La verdad es otra: Colombia no está rota porque falten diagnósticos, sino porque nadie está contando el país desde la construcción. Tenemos miles de líderes comunitarios trabajando en silencio, jóvenes que proponen, alcaldes y concejales que gestionan, organizaciones que logran pequeños milagros que nunca entran en tendencia. El ciudadano hace más por Colombia que buena parte de la agenda mediática.

¿Significa esto que la política esté bien? Claro que no. Significa algo distinto:
para mejorar la política, debemos cambiar la forma en que la narramos.

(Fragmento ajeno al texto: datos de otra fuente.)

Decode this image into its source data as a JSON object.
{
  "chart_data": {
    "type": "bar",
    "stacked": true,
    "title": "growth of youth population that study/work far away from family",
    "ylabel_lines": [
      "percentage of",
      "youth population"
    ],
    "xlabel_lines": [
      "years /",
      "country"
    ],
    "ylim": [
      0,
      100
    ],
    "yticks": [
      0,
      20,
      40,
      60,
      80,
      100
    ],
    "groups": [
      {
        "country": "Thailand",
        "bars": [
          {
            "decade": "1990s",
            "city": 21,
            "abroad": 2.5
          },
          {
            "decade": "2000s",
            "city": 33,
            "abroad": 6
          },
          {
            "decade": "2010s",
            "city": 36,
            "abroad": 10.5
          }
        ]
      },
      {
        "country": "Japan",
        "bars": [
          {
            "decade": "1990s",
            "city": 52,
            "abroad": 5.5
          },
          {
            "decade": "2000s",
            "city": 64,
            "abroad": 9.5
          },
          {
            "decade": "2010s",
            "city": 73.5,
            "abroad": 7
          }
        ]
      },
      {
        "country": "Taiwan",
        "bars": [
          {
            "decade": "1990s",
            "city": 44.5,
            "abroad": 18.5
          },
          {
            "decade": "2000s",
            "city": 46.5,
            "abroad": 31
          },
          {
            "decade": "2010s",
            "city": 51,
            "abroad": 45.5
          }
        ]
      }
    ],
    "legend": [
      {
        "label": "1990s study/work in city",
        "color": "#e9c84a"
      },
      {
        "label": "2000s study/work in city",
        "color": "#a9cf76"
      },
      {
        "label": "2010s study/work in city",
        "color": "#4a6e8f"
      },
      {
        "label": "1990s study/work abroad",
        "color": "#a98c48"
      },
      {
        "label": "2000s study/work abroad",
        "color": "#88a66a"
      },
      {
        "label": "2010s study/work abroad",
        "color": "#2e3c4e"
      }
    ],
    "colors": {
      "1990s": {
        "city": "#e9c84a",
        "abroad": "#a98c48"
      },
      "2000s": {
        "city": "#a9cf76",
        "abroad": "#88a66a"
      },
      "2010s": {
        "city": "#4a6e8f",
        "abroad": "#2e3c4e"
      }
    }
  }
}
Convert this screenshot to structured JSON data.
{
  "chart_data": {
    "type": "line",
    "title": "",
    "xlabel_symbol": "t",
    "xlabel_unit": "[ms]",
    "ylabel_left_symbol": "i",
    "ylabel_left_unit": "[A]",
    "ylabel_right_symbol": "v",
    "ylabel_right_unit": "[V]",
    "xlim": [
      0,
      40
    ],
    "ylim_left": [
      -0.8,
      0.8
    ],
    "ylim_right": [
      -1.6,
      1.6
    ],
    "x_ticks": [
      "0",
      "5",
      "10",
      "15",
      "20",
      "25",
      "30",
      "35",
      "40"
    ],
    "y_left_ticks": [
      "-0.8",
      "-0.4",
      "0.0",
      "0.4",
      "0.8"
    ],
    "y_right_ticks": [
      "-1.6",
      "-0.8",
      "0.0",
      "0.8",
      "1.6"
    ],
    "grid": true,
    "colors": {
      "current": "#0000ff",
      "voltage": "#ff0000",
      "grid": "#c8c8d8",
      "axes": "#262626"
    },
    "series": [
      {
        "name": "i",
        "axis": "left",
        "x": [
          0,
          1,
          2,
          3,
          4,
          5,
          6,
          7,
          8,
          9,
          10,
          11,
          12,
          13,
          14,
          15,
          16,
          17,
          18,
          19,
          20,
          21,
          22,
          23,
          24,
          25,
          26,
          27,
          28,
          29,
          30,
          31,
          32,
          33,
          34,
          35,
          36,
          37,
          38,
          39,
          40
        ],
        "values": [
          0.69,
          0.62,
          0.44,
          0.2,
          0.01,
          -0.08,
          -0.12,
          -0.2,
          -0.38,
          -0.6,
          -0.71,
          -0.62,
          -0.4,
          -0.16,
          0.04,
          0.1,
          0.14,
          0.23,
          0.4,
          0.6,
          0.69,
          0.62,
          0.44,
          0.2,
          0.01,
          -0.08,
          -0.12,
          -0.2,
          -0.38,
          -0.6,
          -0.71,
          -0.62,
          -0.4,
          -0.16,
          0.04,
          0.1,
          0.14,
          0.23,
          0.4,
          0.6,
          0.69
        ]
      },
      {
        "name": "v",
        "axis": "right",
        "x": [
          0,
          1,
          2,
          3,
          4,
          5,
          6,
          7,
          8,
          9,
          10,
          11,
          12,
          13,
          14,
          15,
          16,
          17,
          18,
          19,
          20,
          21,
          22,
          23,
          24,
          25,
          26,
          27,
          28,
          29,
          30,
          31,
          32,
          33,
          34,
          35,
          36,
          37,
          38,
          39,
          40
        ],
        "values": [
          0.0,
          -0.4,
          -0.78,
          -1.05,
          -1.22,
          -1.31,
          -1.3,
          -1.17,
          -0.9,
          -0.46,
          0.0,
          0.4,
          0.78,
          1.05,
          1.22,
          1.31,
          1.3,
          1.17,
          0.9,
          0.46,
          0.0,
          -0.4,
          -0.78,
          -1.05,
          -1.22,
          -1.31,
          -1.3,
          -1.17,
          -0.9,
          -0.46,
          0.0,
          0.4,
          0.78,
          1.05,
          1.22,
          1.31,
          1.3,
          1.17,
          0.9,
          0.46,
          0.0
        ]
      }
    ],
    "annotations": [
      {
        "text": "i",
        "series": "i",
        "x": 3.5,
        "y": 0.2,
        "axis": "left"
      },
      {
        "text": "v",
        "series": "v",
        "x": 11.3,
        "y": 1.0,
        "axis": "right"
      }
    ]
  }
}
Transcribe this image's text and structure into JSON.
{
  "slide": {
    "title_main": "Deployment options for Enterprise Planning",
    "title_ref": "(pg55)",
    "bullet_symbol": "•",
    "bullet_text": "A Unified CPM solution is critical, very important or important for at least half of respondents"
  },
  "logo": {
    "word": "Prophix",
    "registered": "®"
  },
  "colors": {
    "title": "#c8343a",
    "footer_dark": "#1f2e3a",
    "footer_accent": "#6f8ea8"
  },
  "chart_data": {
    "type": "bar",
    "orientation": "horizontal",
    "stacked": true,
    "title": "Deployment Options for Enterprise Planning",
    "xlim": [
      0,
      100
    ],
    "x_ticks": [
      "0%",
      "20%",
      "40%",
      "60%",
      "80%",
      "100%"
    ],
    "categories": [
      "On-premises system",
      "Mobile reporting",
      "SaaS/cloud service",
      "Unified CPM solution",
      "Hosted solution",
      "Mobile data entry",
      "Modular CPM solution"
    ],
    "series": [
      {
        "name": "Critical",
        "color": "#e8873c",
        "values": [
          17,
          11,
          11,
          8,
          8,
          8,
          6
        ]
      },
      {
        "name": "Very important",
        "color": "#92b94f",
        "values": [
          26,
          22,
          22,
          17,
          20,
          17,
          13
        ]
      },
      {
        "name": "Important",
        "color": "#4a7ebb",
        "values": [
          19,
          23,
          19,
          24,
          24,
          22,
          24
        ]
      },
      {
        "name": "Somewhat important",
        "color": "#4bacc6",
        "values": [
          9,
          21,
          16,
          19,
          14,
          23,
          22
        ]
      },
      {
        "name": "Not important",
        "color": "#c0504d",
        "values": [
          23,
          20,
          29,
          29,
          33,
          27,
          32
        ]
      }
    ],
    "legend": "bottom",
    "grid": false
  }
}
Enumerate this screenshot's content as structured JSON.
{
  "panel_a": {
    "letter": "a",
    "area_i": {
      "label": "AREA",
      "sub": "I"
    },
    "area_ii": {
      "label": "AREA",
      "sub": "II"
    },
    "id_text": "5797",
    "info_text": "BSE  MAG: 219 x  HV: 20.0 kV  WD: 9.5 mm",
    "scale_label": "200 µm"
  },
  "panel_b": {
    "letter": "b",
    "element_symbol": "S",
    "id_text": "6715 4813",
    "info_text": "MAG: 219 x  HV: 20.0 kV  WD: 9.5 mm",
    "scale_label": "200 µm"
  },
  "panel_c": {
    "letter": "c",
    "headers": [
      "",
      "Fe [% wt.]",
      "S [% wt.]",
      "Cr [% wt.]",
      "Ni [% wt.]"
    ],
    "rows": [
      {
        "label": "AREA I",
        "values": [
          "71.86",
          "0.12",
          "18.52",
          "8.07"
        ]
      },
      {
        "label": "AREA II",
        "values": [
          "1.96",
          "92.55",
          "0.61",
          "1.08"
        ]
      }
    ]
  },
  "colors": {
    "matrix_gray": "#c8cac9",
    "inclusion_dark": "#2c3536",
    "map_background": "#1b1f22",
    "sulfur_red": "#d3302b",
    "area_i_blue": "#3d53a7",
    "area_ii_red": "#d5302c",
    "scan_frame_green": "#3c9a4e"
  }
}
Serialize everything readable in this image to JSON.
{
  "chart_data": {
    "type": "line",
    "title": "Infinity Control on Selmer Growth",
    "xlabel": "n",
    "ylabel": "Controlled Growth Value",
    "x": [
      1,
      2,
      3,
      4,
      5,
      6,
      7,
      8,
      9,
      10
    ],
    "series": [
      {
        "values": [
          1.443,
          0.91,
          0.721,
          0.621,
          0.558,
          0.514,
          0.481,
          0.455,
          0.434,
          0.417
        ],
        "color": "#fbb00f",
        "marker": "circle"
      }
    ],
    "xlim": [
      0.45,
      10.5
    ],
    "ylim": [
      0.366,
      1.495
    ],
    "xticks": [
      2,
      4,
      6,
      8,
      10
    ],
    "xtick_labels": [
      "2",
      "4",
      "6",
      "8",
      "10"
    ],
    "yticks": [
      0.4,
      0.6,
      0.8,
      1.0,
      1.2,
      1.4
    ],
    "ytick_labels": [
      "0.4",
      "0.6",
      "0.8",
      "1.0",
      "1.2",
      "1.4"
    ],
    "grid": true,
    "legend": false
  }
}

Necesitamos una narrativa pública que premie lo que funciona, que muestre procesos, que deje espacio para la complejidad, que no convierta cada desacuerdo en una guerra cultural. Una narrativa que permita que la gente vuelva a creer, que los liderazgos serios puedan existir sin convertirse en caricaturas y que el debate deje de ser un concurso de insultos.

A veces no se trata de inventar un país nuevo, sino de contarlo mejor. De bajar el volumen. De recuperar la pausa. De reintroducir la sensatez como herramienta de conversación. Al final, la política es una construcción colectiva, pero la manera en que la contamos define si esa construcción se vuelve puente o se vuelve trinchera.

Puede que el problema no sea la política. Puede que el problema sea el ruido con el que la estamos destruyendo.

Y si cambiamos la forma de contarla, quizás, solo quizás logremos cambiar la forma de vivirla.